第287回:夏川草介さん

作家の読書道 第287回:夏川草介さん

現役の医師として働きながら、2009年『神様のカルテ』で第10回小学館文庫小説賞を受賞して作家デビュー、同作が第7回本屋大賞の2位にランクイン。その後も多くの読者を獲得してきた夏川草介さん。無類の読書家でもある夏川さんが親しんできた本たちとは? 本棚に囲まれた自室にいる夏川さんに、リモートでインタビューしました。

その7「小説を書いたきっかけ」 (7/8)

  • 神様のカルテ (小学館文庫)
  • 『神様のカルテ (小学館文庫)』
    夏川 草介
    小学館
    682円(税込)
  • 商品を購入する
    Amazon
    HMV&BOOKS
  • 臨床の砦 (小学館文庫 な 13-7)
  • 『臨床の砦 (小学館文庫 な 13-7)』
    夏川 草介
    小学館
    704円(税込)
  • 商品を購入する
    Amazon
    HMV&BOOKS

――ご自身で小説を書きたいと思ったのはいつくらいなのでしょうか。

夏川:実は、私自身は小説を書いてみたいと思ったことがなかったんです。でも医者になって5年間くらい無我夢中で働いていた頃の話です。夜もずっと電話がかかってくるものですから体力が弱っていたのに加え、私自身はあまり記憶がないんですが精神的に少し病む方向にいっていたんです。そうしたら妻が「今のままでは絶対駄目になる」「患者さんのことを思って四六時中働くのはいいけれども、先に自分が潰れる」と言うんです。「なにか医療とは違うこと、医療とは関係のないことをしたほうがいい」と。といっても病院から離れることはできない生活だったので、どこででもできるという意味で「本が好きなら、自分で書いてみたら」と言ってくれたのがきっかけでした。それで書いたのが、『神様のカルテ』の第1巻です。どうせ書くなら、妻が読んで楽しいものを書こうと思い、それだけを目標に一生懸命書いたら妻が「面白かった」と言ってくれて、ちょうど締め切りが近かった小学館文庫小説賞に送ってくれた、という流れです。
小説を書いてみると、自分が悩んでいたことが言語化できるようになるということに気づきました。特に『神様のカルテ』の第1巻を書き終えた時、自分が何に悩んでいたか、何をしたかったのか、何を後悔していたのか初めて分かるという経験しました。分かると同時に、精神のバランスがとれた感覚がありました。それで、次の壁にぶつかった時も、じゃあ小説を書いてみようとなり、書いてみたらやっぱり自分が何に悩んでいたのを小説が教えてくれる。私にとっての執筆は、その繰り返しです。だから、私はプロットやあらすじは一切なしで書き始めるようにしています。書いていく中で頭の中にあるものがまとまってきて、形になって、その作品に私が教えられているところがあります。

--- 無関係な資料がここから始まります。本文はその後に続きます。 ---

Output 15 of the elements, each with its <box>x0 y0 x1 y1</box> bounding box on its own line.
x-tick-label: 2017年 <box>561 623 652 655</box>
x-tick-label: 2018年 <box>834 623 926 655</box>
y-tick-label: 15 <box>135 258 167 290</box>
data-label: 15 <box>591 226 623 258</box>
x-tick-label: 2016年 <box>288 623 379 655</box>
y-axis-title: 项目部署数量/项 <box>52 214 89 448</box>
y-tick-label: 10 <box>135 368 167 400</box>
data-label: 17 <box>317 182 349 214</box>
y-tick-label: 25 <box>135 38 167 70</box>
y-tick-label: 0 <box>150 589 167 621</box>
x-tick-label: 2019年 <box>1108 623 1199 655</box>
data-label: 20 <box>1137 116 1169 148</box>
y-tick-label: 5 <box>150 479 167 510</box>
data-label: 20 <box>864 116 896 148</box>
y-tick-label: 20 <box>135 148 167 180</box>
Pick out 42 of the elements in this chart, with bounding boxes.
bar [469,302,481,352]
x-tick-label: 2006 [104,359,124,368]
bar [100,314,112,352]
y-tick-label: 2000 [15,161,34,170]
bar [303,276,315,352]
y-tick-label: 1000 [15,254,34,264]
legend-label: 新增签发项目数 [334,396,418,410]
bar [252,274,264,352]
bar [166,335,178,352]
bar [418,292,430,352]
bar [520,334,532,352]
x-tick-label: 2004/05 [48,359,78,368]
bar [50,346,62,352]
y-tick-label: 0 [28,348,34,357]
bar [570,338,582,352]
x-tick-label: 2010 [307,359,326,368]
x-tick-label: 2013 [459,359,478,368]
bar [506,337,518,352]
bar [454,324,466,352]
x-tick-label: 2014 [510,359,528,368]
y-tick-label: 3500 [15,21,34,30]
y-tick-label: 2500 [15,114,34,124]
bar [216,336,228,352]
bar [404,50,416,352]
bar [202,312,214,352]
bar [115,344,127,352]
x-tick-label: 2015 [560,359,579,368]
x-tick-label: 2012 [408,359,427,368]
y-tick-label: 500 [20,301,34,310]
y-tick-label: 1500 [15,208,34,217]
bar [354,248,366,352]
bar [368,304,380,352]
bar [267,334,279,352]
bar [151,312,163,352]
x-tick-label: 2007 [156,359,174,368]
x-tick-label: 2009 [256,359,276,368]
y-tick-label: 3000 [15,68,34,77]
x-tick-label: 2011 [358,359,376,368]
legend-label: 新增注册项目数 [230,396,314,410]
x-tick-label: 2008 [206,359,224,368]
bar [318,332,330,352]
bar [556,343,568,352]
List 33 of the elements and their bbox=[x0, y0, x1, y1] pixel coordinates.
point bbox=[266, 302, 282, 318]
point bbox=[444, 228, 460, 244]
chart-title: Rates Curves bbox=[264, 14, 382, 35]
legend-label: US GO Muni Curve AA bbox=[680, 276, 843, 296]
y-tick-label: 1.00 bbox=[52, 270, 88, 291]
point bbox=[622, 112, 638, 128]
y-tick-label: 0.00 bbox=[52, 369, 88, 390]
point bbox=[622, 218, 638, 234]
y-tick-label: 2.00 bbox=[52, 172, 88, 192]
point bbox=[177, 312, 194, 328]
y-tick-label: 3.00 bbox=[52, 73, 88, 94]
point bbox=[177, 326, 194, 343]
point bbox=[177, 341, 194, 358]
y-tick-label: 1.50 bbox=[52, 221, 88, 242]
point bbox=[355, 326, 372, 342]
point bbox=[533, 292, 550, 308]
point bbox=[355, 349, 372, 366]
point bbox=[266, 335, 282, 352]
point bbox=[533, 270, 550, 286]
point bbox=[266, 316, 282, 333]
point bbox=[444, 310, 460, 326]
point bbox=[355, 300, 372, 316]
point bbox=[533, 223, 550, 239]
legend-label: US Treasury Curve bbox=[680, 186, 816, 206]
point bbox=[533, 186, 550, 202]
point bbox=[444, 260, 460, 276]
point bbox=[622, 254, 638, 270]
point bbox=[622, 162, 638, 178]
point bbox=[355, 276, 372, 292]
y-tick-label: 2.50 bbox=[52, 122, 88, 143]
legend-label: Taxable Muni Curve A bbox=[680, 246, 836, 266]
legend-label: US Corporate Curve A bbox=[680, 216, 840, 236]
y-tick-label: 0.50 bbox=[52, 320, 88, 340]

――もちろん実際の患者さんのことは書けないから完全にフィクションだとは思いますが、主人公に自分を投影したり、体験した感情を作品に落とし込むような感じでしょうか。

夏川:基本的に患者さんのことを書こうとは思っていませんし、主人公に自分を投影することもありません。どちらかというと、自分がこうできればよかったというような理想を書いていると思います。ただでさえ現実の医療現場は大変で、きついことも多いですから、小説の中でまで自分の話をしたいとは思いません。でも書いた後で読み返した時に、あ、この人はあの患者さんのことだったのかと気づくことがあります。たとえば第3巻を読み返すと、現実では助けられなかった患者さんが小説の中では助かっていたりするんですね。自分はあの人のことで後悔していて、こういう結果に持っていきたかったんだなと気づく。その結果に至る過程で主人公が奮闘している様子を見て、それを次の医療に生かすという感覚です。何が足りなかったのかを、小説が私に教えてくれると言ってもいいかもしれません。だから、頭の中にある考えを文字化するというよりも、文字化していくことによって考えがまとまっていくというのが、私にとっての執筆という行為だと思います。

――医療の仕事のために書くことが必要だというか。両方があって成立しているんですね。

夏川:そうです。私はコロナの経験も小説に書いていますけれど、あの時期は異様な緊張感があって、布団に入ってもまったく寝れなくて。こういう時は本を書けば少しは落ち着くかもしれないと思って取りかかったのが『臨床の砦』です。深夜に一時間ずつ書くだけでしたが、1、2週間で書き上げて、最後の一行を書いたときには現場に戻る覚悟ができていました。逃げ出したい気持ちはあるけれど、やっぱり逃げるべきじゃないと自分は思っているんだと、改めて自覚した瞬間でした。
自分の主軸は医療にあって、それを支えるために小説があります。今、少しずつ執筆業のウェイトを増やしてはいますが、それでもやっぱり医療というものが主軸にある生活でありたいと思っています。